Now the power structure is using the kind of ugly class rhetoric about his rural roots and morals that is usually thrown at Black people--a kind of OJ-ification of the President. And people are picking up on that there is a double-edged racist message to the stories in the media about how the only real firm support Clinton has is from Black people. In a similar way I think a lot of women have been disarmed by the Clinton program of combining inclusiveness with a new spin on traditional morality. And it hurts me to see women grasping at straws--convinced that electing people like Clinton is the only thing standing between them and the right wing fanatics. And now people are being told that the way to fight this inquisition is to defend Clinton because an attack on Clinton is an attack on Black people and women. And this kind of thinking is causing a lot of confusion for people who are now looking for a way to fight the dangerous campaign for repressive laws and traditional morality.

One problem with this thinking was brought home to me by a story that has recently come out about how the Clinton Justice Department was involved in the prosecution of a woman psychiatrist in Boise, Idaho. One of the things that has been so striking about the Starr Inquisition is how the laws have been changed to allow prosecutors greater powers. And many legal experts have commented how unusual it is for anyone, much less the President of the United States, to be charged with perjury in a civil case--and one that has been dismissed at that. But now it has come out that the Clinton Justice Department headed by Janet Reno brought charges of obstruction of justice against a woman psychiatrist with the Veterans Administration in a civil case. This psychiatrist was charged with obstruction of justice after she denied under oath that she had a sexual relationship with a male patient who brought a suit against her for medical malpractice. Last April, this woman, who had no prior criminal record, pleaded guilty to one count of obstruction of justice in a case brought by the Clinton Justice Department. The doctor was publicly humiliated and her career ruined. And on July 20, she was sentenced to six months house arrest with an electronic monitor.
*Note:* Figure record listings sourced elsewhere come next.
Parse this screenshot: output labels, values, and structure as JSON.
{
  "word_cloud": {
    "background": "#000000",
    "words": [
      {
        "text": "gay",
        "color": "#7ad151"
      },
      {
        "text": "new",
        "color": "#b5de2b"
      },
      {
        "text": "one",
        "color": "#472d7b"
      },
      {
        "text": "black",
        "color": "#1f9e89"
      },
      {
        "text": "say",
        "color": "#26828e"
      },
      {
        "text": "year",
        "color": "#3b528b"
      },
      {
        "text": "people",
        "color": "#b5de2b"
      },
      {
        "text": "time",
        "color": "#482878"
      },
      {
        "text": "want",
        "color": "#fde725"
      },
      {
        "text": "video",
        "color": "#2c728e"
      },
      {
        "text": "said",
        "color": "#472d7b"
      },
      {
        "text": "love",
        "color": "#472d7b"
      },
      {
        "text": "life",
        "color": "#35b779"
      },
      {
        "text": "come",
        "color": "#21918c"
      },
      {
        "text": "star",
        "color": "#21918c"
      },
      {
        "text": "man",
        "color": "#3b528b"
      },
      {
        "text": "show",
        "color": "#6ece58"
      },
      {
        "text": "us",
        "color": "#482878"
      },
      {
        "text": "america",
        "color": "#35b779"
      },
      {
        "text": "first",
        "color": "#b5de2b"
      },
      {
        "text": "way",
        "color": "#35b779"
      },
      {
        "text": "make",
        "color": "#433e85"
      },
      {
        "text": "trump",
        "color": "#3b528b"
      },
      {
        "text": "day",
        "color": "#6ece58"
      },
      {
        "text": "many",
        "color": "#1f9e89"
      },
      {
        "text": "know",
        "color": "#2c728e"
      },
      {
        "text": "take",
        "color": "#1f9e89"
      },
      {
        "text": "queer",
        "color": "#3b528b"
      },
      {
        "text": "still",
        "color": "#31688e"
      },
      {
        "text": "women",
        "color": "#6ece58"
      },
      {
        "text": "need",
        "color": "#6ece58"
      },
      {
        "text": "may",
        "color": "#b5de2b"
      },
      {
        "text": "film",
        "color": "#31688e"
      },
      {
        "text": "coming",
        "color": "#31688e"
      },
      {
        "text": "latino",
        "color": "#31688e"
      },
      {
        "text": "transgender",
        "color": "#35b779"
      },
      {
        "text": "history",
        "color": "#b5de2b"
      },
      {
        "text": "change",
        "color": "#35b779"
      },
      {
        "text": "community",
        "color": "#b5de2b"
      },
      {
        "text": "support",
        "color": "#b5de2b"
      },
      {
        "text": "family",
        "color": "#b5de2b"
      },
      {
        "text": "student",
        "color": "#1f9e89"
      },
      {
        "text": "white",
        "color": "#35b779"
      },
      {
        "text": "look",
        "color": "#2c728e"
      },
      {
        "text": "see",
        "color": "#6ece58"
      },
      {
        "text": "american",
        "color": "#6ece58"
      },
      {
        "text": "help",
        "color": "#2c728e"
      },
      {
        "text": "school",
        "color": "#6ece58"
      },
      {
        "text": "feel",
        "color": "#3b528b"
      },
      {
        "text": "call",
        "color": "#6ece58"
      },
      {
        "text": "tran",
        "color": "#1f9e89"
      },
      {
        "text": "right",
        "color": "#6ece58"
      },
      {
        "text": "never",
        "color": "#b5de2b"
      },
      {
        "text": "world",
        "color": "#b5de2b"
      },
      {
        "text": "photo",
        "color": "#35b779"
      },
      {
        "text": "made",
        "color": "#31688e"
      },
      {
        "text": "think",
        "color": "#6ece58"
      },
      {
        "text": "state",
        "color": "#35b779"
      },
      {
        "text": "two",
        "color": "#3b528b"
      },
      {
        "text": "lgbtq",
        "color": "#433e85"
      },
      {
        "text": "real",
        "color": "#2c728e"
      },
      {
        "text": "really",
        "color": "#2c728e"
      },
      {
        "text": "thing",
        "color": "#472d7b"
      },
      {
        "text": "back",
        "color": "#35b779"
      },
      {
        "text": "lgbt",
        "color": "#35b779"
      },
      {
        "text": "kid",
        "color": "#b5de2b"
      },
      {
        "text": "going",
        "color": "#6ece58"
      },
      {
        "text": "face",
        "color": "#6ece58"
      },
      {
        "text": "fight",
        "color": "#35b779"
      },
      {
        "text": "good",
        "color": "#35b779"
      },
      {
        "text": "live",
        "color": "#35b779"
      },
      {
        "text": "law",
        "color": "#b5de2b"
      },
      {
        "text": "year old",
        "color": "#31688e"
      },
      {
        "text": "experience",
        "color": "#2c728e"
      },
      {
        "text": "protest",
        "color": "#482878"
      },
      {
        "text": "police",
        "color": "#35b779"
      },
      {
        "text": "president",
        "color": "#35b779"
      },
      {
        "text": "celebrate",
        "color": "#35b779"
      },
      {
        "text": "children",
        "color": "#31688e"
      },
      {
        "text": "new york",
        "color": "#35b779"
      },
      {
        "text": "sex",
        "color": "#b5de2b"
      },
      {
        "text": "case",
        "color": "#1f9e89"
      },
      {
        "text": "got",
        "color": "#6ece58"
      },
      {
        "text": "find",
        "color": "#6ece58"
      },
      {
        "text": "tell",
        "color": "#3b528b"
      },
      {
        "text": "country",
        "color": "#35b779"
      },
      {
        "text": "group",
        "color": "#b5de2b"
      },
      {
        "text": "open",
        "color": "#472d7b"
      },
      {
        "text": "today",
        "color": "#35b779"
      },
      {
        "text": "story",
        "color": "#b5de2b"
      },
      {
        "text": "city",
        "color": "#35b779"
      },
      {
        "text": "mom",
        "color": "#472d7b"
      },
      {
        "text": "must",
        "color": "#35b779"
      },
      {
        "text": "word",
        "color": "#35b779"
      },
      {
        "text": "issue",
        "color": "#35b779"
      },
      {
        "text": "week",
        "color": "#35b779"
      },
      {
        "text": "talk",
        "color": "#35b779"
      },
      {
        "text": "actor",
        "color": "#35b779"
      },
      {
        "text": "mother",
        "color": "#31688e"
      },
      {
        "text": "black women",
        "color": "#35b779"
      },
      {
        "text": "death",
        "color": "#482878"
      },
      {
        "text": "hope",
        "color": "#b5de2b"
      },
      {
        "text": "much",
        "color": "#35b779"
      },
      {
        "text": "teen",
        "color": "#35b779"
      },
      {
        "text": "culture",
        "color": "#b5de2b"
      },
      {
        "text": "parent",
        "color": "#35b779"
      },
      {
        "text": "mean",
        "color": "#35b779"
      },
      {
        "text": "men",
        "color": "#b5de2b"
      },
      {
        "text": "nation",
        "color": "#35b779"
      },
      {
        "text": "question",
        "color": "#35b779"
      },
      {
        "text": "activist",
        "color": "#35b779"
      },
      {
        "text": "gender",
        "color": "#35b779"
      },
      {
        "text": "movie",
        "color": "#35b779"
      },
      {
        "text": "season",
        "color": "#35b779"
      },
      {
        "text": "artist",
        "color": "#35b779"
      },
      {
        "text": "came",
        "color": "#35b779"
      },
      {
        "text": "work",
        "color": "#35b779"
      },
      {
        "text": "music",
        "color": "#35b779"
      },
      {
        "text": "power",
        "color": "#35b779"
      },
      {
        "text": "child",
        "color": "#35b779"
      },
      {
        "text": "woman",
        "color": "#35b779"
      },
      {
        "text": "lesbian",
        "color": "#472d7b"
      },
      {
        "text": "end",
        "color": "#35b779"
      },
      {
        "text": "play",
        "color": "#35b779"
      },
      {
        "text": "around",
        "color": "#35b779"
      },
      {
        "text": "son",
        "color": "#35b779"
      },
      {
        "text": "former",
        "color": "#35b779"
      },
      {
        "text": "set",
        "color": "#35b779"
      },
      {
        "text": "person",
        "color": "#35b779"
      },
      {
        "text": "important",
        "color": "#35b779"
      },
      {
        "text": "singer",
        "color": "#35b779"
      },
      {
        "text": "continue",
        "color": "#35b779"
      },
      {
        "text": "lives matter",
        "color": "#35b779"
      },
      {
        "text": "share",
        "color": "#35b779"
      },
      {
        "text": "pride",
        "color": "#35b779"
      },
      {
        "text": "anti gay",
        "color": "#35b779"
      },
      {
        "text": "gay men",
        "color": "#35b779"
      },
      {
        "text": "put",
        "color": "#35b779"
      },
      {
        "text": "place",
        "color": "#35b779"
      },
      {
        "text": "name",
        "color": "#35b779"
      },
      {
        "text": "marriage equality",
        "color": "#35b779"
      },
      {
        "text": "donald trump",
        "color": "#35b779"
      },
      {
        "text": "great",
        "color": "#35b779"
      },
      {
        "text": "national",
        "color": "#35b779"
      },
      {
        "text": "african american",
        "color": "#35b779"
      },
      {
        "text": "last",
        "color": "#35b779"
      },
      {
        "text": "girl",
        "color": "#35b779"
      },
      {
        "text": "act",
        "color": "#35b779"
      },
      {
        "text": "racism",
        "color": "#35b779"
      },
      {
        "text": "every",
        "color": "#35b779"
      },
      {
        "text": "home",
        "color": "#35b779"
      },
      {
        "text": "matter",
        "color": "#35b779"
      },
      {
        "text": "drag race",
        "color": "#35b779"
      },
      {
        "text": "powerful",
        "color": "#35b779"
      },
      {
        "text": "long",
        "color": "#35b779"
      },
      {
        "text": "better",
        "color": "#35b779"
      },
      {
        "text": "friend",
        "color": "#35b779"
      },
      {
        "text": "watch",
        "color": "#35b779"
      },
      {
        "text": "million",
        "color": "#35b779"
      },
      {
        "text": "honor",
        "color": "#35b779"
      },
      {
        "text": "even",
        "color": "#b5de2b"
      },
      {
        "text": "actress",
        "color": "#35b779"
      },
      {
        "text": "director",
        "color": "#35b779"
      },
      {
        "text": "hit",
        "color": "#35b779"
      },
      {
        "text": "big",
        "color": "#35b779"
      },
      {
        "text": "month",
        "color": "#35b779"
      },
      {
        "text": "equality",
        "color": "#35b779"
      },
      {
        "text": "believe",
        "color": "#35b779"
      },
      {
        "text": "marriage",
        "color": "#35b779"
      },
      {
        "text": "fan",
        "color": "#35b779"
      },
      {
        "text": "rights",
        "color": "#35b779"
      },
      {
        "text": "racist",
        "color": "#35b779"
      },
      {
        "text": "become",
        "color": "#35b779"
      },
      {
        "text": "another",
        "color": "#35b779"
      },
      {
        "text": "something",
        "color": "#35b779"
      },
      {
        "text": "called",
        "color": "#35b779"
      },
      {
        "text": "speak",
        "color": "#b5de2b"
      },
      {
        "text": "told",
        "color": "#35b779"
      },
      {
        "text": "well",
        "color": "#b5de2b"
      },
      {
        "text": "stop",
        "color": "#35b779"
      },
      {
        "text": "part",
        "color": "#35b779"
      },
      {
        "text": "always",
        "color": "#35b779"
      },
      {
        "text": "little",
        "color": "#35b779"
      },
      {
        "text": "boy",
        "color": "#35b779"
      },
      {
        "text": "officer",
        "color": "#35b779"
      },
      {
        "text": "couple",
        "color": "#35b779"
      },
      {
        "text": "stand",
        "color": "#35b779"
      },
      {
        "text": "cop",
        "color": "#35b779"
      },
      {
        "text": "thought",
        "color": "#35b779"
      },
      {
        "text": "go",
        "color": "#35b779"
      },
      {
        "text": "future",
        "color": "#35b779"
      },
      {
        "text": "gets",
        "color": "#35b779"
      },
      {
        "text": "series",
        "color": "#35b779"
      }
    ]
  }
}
And to me this chilling tale of sex police illustrates very clearly how the whole Clinton administration has been complicit in bringing about the climate that brought us the Starr Inquisition. And it also illustrates how we cannot rely on the institutions of this system to fight the politics of cruelty...patriarchy, punishment, and poverty. So let's fight the Inquisition with all our hearts--let's take on the whole patriarchal, sex police thang and the whole repressive climate. But let's not cry about chickens coming home to roost.